There are numerous motives you would possibly want to uncover each of the URLs on a website, but your precise objective will decide That which you’re hunting for. For instance, you may want to:
Identify each individual indexed URL to analyze difficulties like cannibalization or index bloat
Collect existing and historic URLs Google has viewed, specifically for web page migrations
Find all 404 URLs to Get better from post-migration errors
In Every scenario, one Device received’t Provide you all the things you require. Regrettably, Google Research Console isn’t exhaustive, and a “internet site:instance.com” lookup is restricted and tough to extract facts from.
In this post, I’ll wander you through some tools to build your URL listing and ahead of deduplicating the data utilizing a spreadsheet or Jupyter Notebook, based upon your web site’s size.

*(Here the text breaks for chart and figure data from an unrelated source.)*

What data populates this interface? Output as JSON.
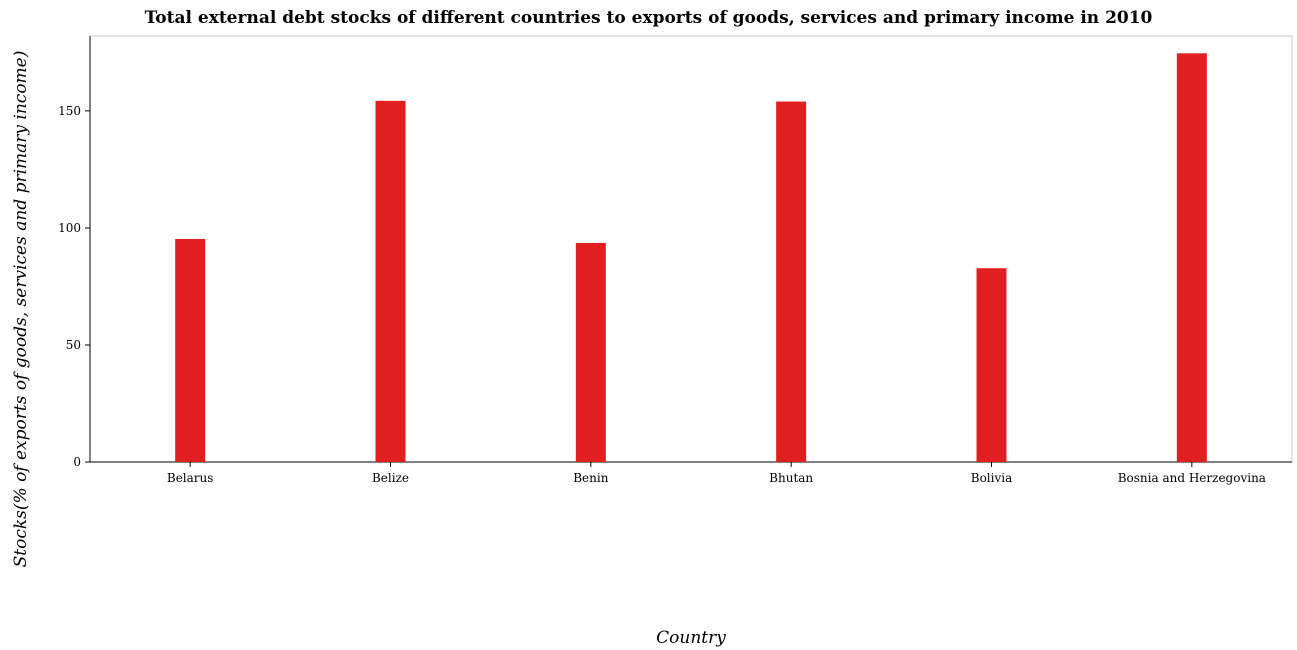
{
  "chart_data": {
    "type": "bar",
    "title": "Total external debt stocks of different countries to exports of goods, services and primary income in 2010",
    "xlabel": "Country",
    "ylabel": "Stocks(% of exports of goods, services and primary income)",
    "categories": [
      "Belarus",
      "Belize",
      "Benin",
      "Bhutan",
      "Bolivia",
      "Bosnia and Herzegovina"
    ],
    "values": [
      95.3,
      154.3,
      93.6,
      154.0,
      82.8,
      174.6
    ],
    "ylim": [
      0,
      182
    ],
    "yticks": [
      0,
      50,
      100,
      150
    ],
    "bar_color": "#e02020",
    "grid": false
  }
}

Previous sitemaps and crawl exports
If you’re in search of URLs that disappeared from the Reside internet site a short while ago, there’s an opportunity anyone on your own staff might have saved a sitemap file or simply a crawl export prior to the alterations were built. In case you haven’t currently, check for these documents; they are able to generally provide what you will need. But, when you’re reading this, you almost certainly didn't get so lucky.
Archive.org
Archive.org
Archive.org is a useful Device for SEO responsibilities, funded by donations. In case you hunt for a site and select the “URLs” selection, you'll be able to entry as much as 10,000 shown URLs.
However, There are several constraints:
URL Restrict: You can only retrieve as much as web designer kuala lumpur ten,000 URLs, which happens to be insufficient for greater websites.

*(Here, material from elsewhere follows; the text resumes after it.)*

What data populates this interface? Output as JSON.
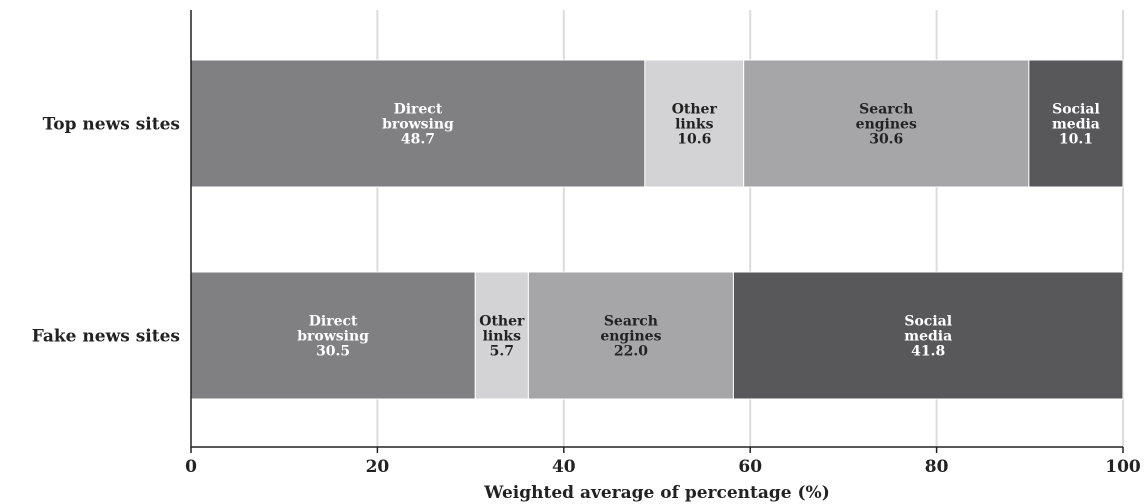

Quality: Lots of URLs could possibly be malformed or reference useful resource information (e.g., visuals or scripts).
No export alternative: There isn’t a designed-in method to export the list.

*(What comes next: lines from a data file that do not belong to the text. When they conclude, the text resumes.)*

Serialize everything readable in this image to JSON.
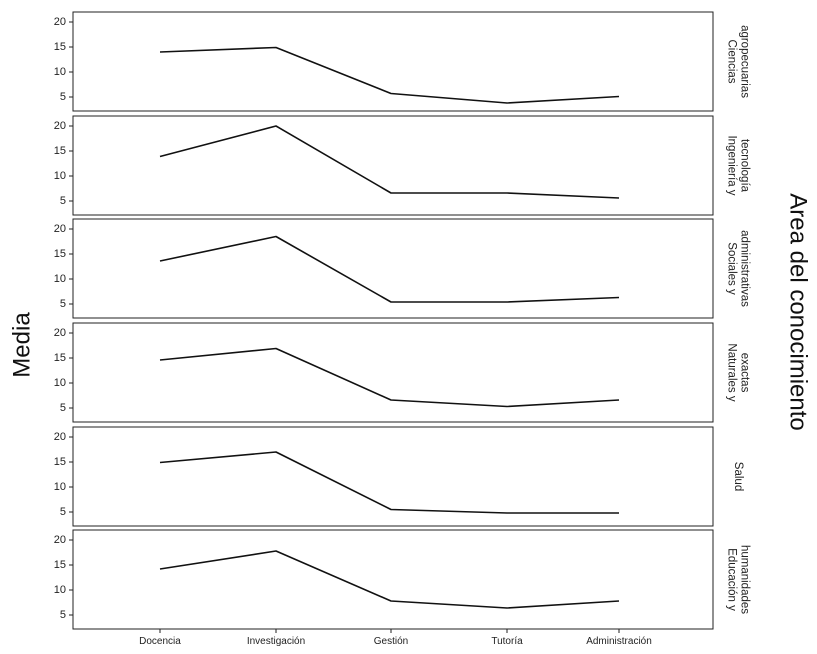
{
  "chart_data": {
    "type": "line",
    "categories": [
      "Docencia",
      "Investigación",
      "Gestión",
      "Tutoría",
      "Administración"
    ],
    "ylabel": "Media",
    "facet_title": "Area del conocimiento",
    "y_ticks": [
      5,
      10,
      15,
      20
    ],
    "ylim": [
      3,
      20.8
    ],
    "grid": false,
    "panels": [
      {
        "label_lines": [
          "Ciencias",
          "agropecuarias"
        ],
        "values": [
          14.0,
          14.9,
          5.7,
          3.8,
          5.1
        ]
      },
      {
        "label_lines": [
          "Ingeniería y",
          "tecnología"
        ],
        "values": [
          13.9,
          20.0,
          6.6,
          6.6,
          5.6
        ]
      },
      {
        "label_lines": [
          "Sociales y",
          "administrativas"
        ],
        "values": [
          13.6,
          18.5,
          5.4,
          5.4,
          6.3
        ]
      },
      {
        "label_lines": [
          "Naturales y",
          "exactas"
        ],
        "values": [
          14.6,
          16.9,
          6.6,
          5.3,
          6.6
        ]
      },
      {
        "label_lines": [
          "Salud"
        ],
        "values": [
          14.9,
          17.0,
          5.5,
          4.8,
          4.8
        ]
      },
      {
        "label_lines": [
          "Educación y",
          "humanidades"
        ],
        "values": [
          14.2,
          17.8,
          7.8,
          6.4,
          7.8
        ]
      }
    ]
  }
}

To bypass the lack of the export button, make use of a browser scraping plugin like Dataminer.io. On the other hand, these constraints signify Archive.org might not offer an entire Resolution for more substantial websites. Also, Archive.org doesn’t suggest whether Google indexed a URL—but when Archive.org uncovered it, there’s an excellent prospect Google did, as well.
Moz Pro
Whilst you would possibly commonly make use of a backlink index to uncover external websites linking to you personally, these instruments also learn URLs on your site in the method.
How you can use it:
Export your inbound one-way links in Moz Pro to obtain a swift and straightforward listing of concentrate on URLs from a website. In the event you’re handling a huge Internet site, consider using the Moz API to export information beyond what’s workable in Excel or Google Sheets.
It’s essential to Be aware that Moz Professional doesn’t confirm if URLs are indexed or found out by Google. Even so, given that most web pages apply precisely the same robots.txt procedures to Moz’s bots since they do to Google’s, this technique frequently works well being a proxy for Googlebot’s discoverability.
Google Lookup Console
Google Search Console features various worthwhile resources for constructing your listing of URLs.
Backlinks experiences:
Much like Moz Pro, the Inbound links portion offers exportable lists of goal URLs. Sad to say, these exports are capped at 1,000 URLs Just about every. You can utilize filters for precise webpages, but considering that filters don’t apply into the export, you may perhaps should count on browser scraping applications—limited to 500 filtered URLs at a time. Not best.
Overall performance → Search Results:
This export provides you with a listing of webpages getting search impressions. Whilst the export is limited, You should use Google Search Console API for much larger datasets. You will also find no cost Google Sheets plugins that simplify pulling far more in depth knowledge.
Indexing → Internet pages report:
This section gives exports filtered by challenge type, while they are also restricted in scope.
Google Analytics
Google Analytics
The Engagement → Pages and Screens default report in GA4 is a wonderful supply for collecting URLs, which has a generous limit of one hundred,000 URLs.
Even better, you could apply filters to build distinct URL lists, correctly surpassing the 100k Restrict. As an example, if you would like export only weblog URLs, stick to these measures:
Phase 1: Increase a section for the report
Step two: Click “Develop a new segment.”
Action three: Outline the phase using a narrower URL sample, for instance URLs containing /site/
Note: URLs found in Google Analytics might not be discoverable by Googlebot or indexed by Google, but they offer worthwhile insights.
Server log documents
Server or CDN log documents are Most likely the last word Device at your disposal. These logs capture an exhaustive record of every URL route queried by buyers, Googlebot, or other bots in the recorded period of time.
Factors:
Data dimensions: Log files is often huge, a great number of websites only retain the last two months of knowledge.
Complexity: Examining log data files can be difficult, but different equipment can be found to simplify the process.
Incorporate, and fantastic luck
When you finally’ve gathered URLs from all these sources, it’s time to mix them. If your website is sufficiently small, use Excel or, for bigger datasets, instruments like Google Sheets or Jupyter Notebook. Make sure all URLs are regularly formatted, then deduplicate the listing.
And voilà—you now have an extensive list of recent, outdated, and archived URLs. Fantastic luck!